Battis Khamba (literally "tower of thirty-two pillars") is a tower located in Agra, in the Indian state of Uttar Pradesh.

== Background ==
The tower is dated to 1615–1620, during the reign of the Mughal emperor Jahangir. Traces of an extension on southeastern side of the tower indicate that it was originally part of a larger complex. It was part of a garden known as Buland Bagh (literally, "high garden"), built by a eunuch known as Buland Khan, who served in Jahangir's court.

While there is no record regarding the purpose of the tower, it is presumed to have served as a lighthouse and a check-post, for collecting duties on goods transported across the Yamuna river. The area in which the tower stood was part of the jagir (grant) of the empress Nur Jahan. An account by Dutch merchant Francisco Pelsaert, who lived in Agra in the 1620s, notes that the officers of the empress imposed levies on all goods transported across the river.

It is part of a monument of national importance, listed as "Chattries on the Yamuna bank to the north of Ram Bagh, Agra", protected by the Archaeological Survey of India. As of 2020, a fence has been built around the monument.

== Description ==
As described by the architectural historian Ram Nath, the tower has an octagonal plan, and is built out of brick and stone masonry. It has three stories, with a chhatri (pavilion) structure mounted at the top.
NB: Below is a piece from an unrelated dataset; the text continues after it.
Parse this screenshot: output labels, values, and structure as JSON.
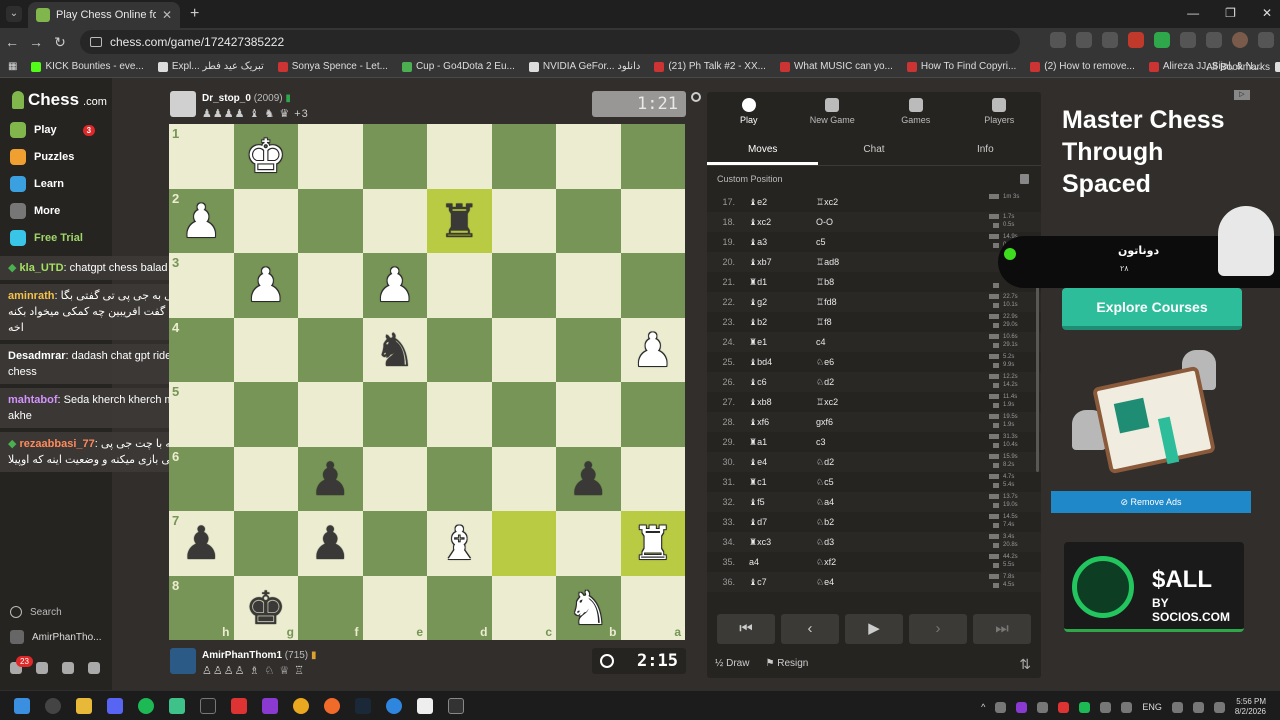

On each side of the first story (ground floor) is an arched entrance leading into the interior, which is an octagonal hall. The second story (first floor) follows the same plan as the first. The third story (second floor) consists of an octagonal room in the center, surrounded by a columned veranda. While four pillars are present on each side, one of these is common to two sides, thus making for a total of 24 pillars, leading to the name of the tower, which literally translates to "tower of thirty-two pillars", to be described as a misnomer; however, the next level has an additional eight pillars for at total of 32.

In the middle of the terrace on the third floor, there is a chhatri with more pillars and brackets to support the surviving chhajja (eave or roof). Now in a dilapidated condition, it was originally covered with glazed tiles. A flight of steps on the southern side used to lead from the ground floor to the terrace. This has now been destroyed.